When I thought I knew nothing about SEO

I spent over 3 years at QIMR Berghofer creating web content, setting up social media accounts, and waging war with a clunky proprietary CMS to produce the best possible experience for the donors, patients, scientists and corporate staff.

Being self-taught, I was reading constantly as SEO developed into a fully fledged field, and sought out little things I could do to improve our rankings. Unfortunately, ‘cancer’ and ‘mental health’ are flooded keywords, and ‘infectious diseases’ was never going to be the success story that brought thousands of readers to our humble site.

Yet, I worked at it: improving the Wikipedia page, adding information to Freebase, adding Google+ entries. And this was what came out of it –

qimrb-search-results

 

Not too bad… considering it is a direct search for the company name.

But then I googled a charity that I’m currently courting for a job….

charity-search

No sidebar. Their site is the top result, as you expect, but QIMR Berghofer’s branding is front and centre with the social profiles directly beneath. Great visibility and easy access to contact information.

(Though, the charity’s Facebook page is the second result, which is a much stronger position than QIMR Berghofer’s. They have a community of advocates that rally around them. Not many people get too emotional about medical research.)

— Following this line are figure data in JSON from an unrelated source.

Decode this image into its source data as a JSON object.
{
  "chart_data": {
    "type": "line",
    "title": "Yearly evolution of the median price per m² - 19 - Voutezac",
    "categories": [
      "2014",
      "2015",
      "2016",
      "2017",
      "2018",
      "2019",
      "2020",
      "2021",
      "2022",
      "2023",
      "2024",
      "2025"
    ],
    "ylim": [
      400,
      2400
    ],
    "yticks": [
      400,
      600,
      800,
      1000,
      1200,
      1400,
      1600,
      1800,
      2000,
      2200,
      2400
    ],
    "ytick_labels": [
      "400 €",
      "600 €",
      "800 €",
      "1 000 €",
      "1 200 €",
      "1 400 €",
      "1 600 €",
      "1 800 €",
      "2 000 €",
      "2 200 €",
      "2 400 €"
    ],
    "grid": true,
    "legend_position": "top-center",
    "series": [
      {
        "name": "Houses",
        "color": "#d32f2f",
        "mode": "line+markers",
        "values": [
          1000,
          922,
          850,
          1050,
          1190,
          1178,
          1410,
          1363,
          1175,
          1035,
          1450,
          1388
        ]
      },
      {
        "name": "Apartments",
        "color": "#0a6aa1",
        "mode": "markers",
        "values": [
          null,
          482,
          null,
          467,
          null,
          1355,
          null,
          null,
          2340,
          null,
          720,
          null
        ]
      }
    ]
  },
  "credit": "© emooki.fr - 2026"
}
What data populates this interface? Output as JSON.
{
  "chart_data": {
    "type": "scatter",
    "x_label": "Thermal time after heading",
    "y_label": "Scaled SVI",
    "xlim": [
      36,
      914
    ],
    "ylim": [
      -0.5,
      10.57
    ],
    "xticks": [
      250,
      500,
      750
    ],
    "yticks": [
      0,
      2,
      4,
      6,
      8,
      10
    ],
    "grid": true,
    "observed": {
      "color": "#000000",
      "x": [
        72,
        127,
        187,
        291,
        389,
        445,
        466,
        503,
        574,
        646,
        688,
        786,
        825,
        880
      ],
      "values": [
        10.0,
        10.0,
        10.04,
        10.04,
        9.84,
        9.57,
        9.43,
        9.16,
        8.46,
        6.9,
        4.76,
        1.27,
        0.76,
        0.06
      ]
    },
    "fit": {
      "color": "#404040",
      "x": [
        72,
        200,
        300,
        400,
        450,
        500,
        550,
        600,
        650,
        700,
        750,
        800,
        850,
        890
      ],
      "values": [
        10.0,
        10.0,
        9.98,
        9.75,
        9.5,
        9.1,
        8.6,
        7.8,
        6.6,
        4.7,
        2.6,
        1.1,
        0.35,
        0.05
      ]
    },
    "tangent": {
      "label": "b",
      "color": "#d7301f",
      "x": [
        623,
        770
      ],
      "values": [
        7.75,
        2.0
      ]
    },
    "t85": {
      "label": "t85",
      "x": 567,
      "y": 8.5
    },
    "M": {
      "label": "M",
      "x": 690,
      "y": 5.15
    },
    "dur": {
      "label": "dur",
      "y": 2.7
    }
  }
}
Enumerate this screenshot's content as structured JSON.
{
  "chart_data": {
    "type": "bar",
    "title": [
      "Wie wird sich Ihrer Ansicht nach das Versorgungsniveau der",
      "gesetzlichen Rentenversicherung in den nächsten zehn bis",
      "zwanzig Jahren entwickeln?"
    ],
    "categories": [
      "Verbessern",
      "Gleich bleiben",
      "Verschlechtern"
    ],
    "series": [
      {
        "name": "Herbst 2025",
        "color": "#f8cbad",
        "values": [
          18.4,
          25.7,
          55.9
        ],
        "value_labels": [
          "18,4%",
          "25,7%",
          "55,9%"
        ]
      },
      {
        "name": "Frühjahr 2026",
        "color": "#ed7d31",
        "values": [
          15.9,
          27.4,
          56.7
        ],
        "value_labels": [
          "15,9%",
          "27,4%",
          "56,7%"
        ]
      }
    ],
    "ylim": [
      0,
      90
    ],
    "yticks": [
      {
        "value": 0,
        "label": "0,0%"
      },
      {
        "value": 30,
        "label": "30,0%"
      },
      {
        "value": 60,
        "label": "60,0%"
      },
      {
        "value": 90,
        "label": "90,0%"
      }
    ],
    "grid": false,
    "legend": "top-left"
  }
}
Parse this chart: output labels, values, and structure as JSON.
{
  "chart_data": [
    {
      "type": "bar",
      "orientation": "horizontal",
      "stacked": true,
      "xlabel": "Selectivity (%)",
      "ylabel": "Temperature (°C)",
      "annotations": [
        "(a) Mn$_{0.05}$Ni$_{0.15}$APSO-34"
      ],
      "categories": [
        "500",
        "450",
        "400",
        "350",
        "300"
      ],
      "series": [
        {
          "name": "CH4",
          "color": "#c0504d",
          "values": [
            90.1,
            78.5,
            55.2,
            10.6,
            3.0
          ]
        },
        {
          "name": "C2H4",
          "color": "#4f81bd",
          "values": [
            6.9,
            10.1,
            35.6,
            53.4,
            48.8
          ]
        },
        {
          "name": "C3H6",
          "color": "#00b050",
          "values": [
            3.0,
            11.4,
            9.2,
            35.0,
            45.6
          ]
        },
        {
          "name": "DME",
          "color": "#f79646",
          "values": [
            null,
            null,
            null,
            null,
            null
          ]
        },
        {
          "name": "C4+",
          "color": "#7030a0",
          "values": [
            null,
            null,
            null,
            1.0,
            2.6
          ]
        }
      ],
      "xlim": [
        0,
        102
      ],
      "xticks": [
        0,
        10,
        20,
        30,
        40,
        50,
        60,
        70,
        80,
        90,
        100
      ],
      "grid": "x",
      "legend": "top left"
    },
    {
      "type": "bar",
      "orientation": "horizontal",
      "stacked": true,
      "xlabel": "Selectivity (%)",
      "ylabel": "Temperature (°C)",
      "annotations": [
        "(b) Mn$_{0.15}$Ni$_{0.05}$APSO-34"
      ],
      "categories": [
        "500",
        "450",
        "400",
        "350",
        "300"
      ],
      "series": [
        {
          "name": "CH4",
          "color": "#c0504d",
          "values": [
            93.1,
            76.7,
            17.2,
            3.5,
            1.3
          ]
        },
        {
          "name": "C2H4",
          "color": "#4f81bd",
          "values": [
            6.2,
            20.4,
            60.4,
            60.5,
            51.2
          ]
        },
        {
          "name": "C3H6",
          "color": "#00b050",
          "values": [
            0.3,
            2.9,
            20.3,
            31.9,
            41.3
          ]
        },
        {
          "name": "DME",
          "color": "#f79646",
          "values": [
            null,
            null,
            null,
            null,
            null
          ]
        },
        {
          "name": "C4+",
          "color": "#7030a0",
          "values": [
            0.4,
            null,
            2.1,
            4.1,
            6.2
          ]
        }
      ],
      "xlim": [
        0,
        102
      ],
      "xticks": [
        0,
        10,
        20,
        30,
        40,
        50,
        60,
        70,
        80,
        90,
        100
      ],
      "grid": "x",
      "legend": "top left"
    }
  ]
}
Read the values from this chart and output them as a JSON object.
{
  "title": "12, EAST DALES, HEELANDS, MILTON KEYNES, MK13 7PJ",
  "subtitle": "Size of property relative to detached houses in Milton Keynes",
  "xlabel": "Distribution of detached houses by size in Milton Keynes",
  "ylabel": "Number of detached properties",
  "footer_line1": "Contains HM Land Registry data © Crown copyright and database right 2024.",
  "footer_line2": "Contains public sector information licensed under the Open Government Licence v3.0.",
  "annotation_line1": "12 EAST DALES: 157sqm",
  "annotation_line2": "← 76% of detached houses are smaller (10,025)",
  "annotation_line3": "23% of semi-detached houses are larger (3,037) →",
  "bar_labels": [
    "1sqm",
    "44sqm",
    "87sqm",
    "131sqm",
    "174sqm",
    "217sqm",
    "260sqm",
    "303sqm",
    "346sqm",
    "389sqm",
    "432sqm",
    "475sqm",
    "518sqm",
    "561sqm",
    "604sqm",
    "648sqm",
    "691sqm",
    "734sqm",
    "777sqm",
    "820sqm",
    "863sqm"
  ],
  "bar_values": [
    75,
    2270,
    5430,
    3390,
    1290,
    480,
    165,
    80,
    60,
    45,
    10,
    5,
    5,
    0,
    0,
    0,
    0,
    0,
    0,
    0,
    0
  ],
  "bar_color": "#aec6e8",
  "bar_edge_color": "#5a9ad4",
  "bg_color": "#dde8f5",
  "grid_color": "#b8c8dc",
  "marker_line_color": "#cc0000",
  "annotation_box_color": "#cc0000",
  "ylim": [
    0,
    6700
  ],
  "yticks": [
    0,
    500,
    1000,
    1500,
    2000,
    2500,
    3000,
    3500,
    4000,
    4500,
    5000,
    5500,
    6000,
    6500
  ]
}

Now maybe they don’t want people calling them directly or showing up on their physical doorstep. However, the difference in terms of branding awareness is pretty dramatic from that search result page. And it’s not too hard to get that information there either. It might take time to get that level of information (Founder, Founded Date and Motto?) to register with the search engine, but it doesn’t take much in terms of effort expended.